The union representing 11 employees of the City of North Bay fired over the municipality's workplace COVID-19 vaccination policy has quickly moved to advocate for their jobs.
"Local 122 has filed grievances for all of our terminated members," advises Brent Lavigne, president of the local CUPE chapter. "We have also filed a policy grievance to show how unreasonable the City's policy is, and how the employer has not been following its own policy."
See related: City of North Bay fires 11 over vaccination policy
Lavigne says, fundamentally, the union does not oppose a COVID-19 policy "but it needs to be fair across the board for everything under the umbrella of the Corporation of the City of North Bay."
The union president points to the vaccination policy adopted by the North Bay Police Service as a prime example of uneven application of the measure.
See also: NBPS policy to pass cost of COVID-19 testing onto its members
"As we just saw, the NBPS has a policy that includes rapid antigen testing for anyone that chooses not to get the shot. We have members that would have been more than glad to pay for their own tests."
Although the NBPS is funded by the City, it is overseen by the North Bay Police Board and NBPS members are considered to be employees of the board.
"I get the reasons for having a policy and I’m OK with it but the I feel the City has gone too far with the terminations," Lavigne continues. "These are bully tactics.

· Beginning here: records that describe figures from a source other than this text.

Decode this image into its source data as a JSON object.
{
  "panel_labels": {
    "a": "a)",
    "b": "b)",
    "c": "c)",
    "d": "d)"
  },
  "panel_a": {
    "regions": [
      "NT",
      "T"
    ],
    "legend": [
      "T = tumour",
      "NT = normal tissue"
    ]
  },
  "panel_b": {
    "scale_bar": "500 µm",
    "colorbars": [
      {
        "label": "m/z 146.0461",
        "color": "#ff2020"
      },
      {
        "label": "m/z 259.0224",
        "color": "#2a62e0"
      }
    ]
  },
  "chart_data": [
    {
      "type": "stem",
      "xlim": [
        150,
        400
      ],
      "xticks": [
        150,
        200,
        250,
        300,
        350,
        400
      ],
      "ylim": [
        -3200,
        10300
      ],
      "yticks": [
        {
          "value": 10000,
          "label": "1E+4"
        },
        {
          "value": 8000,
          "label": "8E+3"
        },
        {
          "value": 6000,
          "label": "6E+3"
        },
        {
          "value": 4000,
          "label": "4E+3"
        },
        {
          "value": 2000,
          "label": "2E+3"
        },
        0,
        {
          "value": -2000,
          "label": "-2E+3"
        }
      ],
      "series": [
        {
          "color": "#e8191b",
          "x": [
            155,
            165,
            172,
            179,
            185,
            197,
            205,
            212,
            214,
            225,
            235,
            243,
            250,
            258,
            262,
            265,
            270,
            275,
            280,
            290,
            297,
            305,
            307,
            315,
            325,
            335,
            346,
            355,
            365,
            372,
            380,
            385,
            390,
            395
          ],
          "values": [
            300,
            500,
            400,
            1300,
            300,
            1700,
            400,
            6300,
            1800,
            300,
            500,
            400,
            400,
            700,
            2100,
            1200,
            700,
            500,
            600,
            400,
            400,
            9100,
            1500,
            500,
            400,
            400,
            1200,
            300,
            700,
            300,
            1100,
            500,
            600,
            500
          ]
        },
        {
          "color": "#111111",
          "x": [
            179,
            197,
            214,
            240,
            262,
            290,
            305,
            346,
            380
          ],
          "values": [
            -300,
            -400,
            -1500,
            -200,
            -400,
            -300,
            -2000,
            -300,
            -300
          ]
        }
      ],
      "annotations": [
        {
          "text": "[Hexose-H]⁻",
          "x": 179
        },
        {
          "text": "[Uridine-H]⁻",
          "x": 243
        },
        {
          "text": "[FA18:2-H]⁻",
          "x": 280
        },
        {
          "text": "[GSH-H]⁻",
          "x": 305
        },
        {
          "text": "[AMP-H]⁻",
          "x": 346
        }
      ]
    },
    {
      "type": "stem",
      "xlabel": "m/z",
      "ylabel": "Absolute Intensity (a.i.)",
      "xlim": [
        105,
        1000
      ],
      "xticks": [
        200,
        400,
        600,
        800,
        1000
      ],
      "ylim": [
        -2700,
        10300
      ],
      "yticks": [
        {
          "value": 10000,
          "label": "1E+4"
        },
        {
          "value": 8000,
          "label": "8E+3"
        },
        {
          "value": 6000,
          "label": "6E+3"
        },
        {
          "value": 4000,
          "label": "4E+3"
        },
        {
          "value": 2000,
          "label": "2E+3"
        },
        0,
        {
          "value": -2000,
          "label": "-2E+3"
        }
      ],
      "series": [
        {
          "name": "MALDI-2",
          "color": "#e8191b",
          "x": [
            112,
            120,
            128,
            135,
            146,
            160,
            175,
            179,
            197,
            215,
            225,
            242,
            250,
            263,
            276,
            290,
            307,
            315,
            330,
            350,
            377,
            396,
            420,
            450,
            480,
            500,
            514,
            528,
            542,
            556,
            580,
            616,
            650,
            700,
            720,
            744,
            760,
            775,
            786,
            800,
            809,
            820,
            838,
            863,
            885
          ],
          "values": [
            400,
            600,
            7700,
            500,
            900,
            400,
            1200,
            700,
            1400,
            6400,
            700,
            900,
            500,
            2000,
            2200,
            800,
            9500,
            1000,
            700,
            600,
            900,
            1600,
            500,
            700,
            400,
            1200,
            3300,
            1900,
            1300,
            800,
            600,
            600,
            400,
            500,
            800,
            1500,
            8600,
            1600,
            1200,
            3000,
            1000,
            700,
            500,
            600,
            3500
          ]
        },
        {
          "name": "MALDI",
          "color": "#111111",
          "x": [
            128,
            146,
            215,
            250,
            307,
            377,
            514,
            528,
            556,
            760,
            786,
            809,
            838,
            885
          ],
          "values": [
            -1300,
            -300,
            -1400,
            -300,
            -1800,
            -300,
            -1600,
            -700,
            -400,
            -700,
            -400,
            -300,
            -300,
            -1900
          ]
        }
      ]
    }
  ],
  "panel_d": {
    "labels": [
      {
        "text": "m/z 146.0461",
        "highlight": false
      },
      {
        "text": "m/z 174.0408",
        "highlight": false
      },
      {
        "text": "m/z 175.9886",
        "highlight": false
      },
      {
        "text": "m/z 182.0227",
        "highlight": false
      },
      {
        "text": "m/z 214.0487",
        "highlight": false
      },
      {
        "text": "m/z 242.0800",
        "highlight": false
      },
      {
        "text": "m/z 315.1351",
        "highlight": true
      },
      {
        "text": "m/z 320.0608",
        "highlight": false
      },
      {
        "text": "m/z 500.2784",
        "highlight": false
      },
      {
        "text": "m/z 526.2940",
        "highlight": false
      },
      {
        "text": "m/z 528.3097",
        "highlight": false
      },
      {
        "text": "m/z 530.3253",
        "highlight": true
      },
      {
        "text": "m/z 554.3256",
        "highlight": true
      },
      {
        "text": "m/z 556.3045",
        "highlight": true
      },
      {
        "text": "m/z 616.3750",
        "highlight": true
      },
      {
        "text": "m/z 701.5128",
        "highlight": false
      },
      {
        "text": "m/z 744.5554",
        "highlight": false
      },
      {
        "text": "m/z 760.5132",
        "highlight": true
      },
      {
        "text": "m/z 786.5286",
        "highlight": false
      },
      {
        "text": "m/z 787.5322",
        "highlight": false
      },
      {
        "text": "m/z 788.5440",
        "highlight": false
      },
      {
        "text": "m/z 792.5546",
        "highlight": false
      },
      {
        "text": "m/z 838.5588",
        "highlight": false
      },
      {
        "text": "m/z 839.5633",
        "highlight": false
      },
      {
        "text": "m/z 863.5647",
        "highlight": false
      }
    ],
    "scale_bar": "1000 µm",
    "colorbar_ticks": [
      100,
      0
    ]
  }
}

There’s no need to terminate anyone, they can stay at home on unpaid leave. It won’t cost the city a penny to do this."
Lavigne says the union has also taken notice of the inconsistent implementation of the policies across departments in the City's purview. He says, "we have members that have been terminated when some are just implementing their policies now."
And, the policy does nothing to prevent potentially unvaccinated contractors, delivery people, inspectors and others to enter City facilities without having to show proof of vaccination, he says. And, the public is still allowed to enter City Hall, albeit with limited access to the building.
"If Joe Public can enter our facilities," he asks, "why can’t our members?"